Несколько мгновений Грэхэм недоумевал. Но вдруг в памяти его воскресла старинная картина «Дядя Том и вдова». И он смутился. Он чувствовал, что тысячи глаз с любопытством устремлены на него.
— Хорошо, — ответил Грэхэм невпопад и отвернулся от очаровательной обольстительницы. Он огляделся по сторонам. Да, за ним наблюдали, хотя я делали вид, что не смотрят на него. Неужели он покраснел?
— Кто это разговаривает с дамою в платье шафранного цвета? — спросил он, стараясь не смотреть в глаза девушке.
Человек, заинтересовавший Грэхэма, оказался директором одного из американских театров и только что вернулся из Мексики. Лицо его напомнило Грэхэму Калигулу, бюст которого он когда-то видел.
Другой мужчина, привлекший внимание Грэхэма, оказался начальником Черного Труда. Значение этой должности не сразу дошло до сознания Грэхэма, но через миг он повторил с удивлением:
— Начальник Черного Труда?…
Девушка, ничуть не смущаясь, указала ему на хорошенькую миниатюрную женщину, назвав ее добавочной женой лондонского епископа.

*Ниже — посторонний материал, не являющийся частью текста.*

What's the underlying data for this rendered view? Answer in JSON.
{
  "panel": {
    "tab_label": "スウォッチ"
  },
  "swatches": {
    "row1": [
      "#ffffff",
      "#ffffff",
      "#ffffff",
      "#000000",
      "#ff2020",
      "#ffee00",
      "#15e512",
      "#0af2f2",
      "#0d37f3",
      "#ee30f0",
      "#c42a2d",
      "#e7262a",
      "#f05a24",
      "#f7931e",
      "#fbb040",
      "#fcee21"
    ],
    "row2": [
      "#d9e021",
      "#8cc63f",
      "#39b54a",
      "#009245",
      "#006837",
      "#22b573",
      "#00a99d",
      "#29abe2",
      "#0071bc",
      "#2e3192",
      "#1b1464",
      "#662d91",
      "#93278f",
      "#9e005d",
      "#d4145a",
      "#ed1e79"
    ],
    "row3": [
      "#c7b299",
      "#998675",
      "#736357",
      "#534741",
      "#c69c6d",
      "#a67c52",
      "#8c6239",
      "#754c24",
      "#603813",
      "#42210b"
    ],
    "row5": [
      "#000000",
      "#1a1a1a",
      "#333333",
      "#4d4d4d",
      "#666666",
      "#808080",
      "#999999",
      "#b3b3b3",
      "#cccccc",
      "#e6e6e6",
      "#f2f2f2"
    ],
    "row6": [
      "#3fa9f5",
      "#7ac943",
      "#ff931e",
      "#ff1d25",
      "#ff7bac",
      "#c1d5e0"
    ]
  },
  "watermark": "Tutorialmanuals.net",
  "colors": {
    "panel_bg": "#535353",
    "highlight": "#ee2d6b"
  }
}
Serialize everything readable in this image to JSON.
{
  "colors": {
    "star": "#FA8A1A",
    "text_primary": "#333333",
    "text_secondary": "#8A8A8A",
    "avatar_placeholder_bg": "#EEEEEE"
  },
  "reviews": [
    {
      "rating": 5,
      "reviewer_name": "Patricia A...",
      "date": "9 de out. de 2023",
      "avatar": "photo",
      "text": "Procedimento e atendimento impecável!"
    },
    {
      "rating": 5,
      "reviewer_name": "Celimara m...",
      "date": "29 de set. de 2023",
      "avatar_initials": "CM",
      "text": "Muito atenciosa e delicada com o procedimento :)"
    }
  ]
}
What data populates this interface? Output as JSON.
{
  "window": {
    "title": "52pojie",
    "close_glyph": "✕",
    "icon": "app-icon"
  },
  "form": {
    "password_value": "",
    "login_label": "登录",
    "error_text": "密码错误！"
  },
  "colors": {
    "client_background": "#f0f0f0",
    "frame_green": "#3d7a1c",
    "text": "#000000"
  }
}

Она даже похвалила смелость епископа, ибо до сих пор духовенство обычно придерживалось моногамии.
— Это противоестественно. Почему священник должен сдерживать свои естественные желания, ведь он такой же человек, как и все?

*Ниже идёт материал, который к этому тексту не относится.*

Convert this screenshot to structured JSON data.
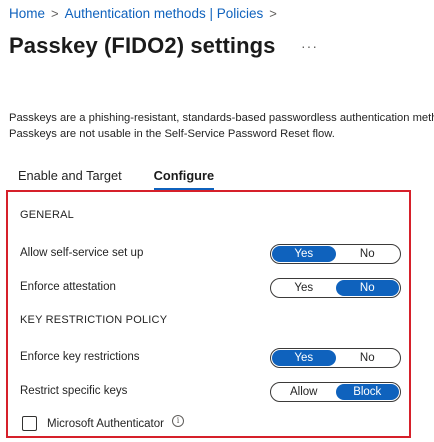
{
  "breadcrumb": {
    "items": [
      "Home",
      "Authentication methods | Policies"
    ],
    "separator": ">"
  },
  "header": {
    "title": "Passkey (FIDO2) settings",
    "more_label": "···"
  },
  "description": {
    "line1": "Passkeys are a phishing-resistant, standards-based passwordless authentication method. Passkeys",
    "line2": "Passkeys are not usable in the Self-Service Password Reset flow."
  },
  "tabs": [
    {
      "label": "Enable and Target",
      "active": false
    },
    {
      "label": "Configure",
      "active": true
    }
  ],
  "configure": {
    "general_heading": "GENERAL",
    "allow_self_service": {
      "label": "Allow self-service set up",
      "options": [
        "Yes",
        "No"
      ],
      "selected": "Yes"
    },
    "enforce_attestation": {
      "label": "Enforce attestation",
      "options": [
        "Yes",
        "No"
      ],
      "selected": "No"
    },
    "key_restriction_heading": "KEY RESTRICTION POLICY",
    "enforce_key_restrictions": {
      "label": "Enforce key restrictions",
      "options": [
        "Yes",
        "No"
      ],
      "selected": "Yes"
    },
    "restrict_specific_keys": {
      "label": "Restrict specific keys",
      "options": [
        "Allow",
        "Block"
      ],
      "selected": "Block"
    },
    "microsoft_authenticator": {
      "label": "Microsoft Authenticator",
      "checked": false,
      "info_icon": "info-icon"
    }
  },
  "colors": {
    "accent": "#0f62bd",
    "highlight_border": "#d6202a"
  }
}
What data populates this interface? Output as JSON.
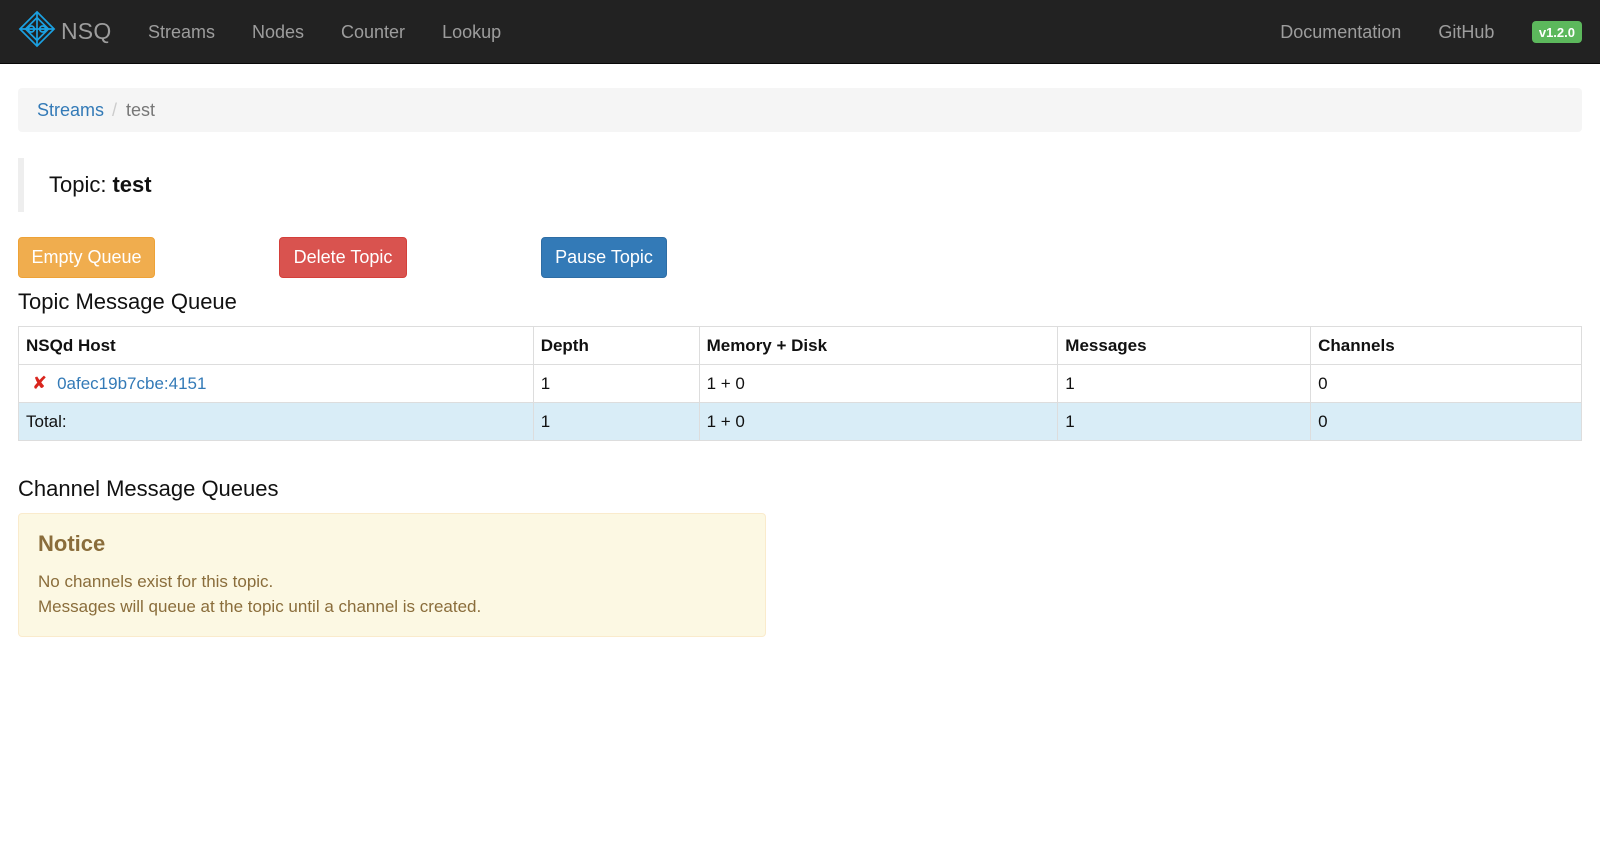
{
  "navbar": {
    "brand": "NSQ",
    "links": [
      "Streams",
      "Nodes",
      "Counter",
      "Lookup"
    ],
    "right_links": [
      "Documentation",
      "GitHub"
    ],
    "version": "v1.2.0",
    "brand_color": "#1ba1e2"
  },
  "breadcrumb": {
    "root": "Streams",
    "separator": "/",
    "current": "test"
  },
  "topic": {
    "label": "Topic:",
    "name": "test"
  },
  "actions": {
    "empty_queue": "Empty Queue",
    "delete_topic": "Delete Topic",
    "pause_topic": "Pause Topic"
  },
  "topic_queue": {
    "heading": "Topic Message Queue",
    "columns": [
      "NSQd Host",
      "Depth",
      "Memory + Disk",
      "Messages",
      "Channels"
    ],
    "rows": [
      {
        "status_icon": "x-mark-icon",
        "host": "0afec19b7cbe:4151",
        "depth": "1",
        "memory_disk": "1 + 0",
        "messages": "1",
        "channels": "0"
      }
    ],
    "total": {
      "label": "Total:",
      "depth": "1",
      "memory_disk": "1 + 0",
      "messages": "1",
      "channels": "0"
    }
  },
  "channel_queues": {
    "heading": "Channel Message Queues",
    "notice": {
      "title": "Notice",
      "line1": "No channels exist for this topic.",
      "line2": "Messages will queue at the topic until a channel is created."
    }
  }
}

— Между прочим, — спросила вдруг она, — вы принадлежите к англиканской церкви?
Грэхэм хотел было спросить, что означает название «добавочная жена», — по-видимому, это было ходячее словечко, — но Линкольн прервал этот интересный разговор. Они пересекли зал и подошли к человеку высокого роста в малиновом одеянии, который стоял с двумя очаровательными особами в бирманских (как показалось Грэхэму) костюмах. Обменявшись приветствиями, Грэхэм направился дальше.
Пестрый хаос первых впечатлений начал принимать более четкую форму. Сперва вид этого блестящего собрания пробудил в нем демократа, и он начал ко всему относиться враждебно и насмешливо. Но так уж устроен человек — он не в силах долго противостоять окружающей его атмосфере лести.
Скоро его захватили музыка, яркий свет, игра красок, блеск обнаженных рук и плеч, рукопожатия, множество оживленных и улыбающихся лиц, гул голосов, наигранно приветливые интонации, атмосфера лести, внимания и почтения. На время он забыл о своих размышлениях там, на вышке.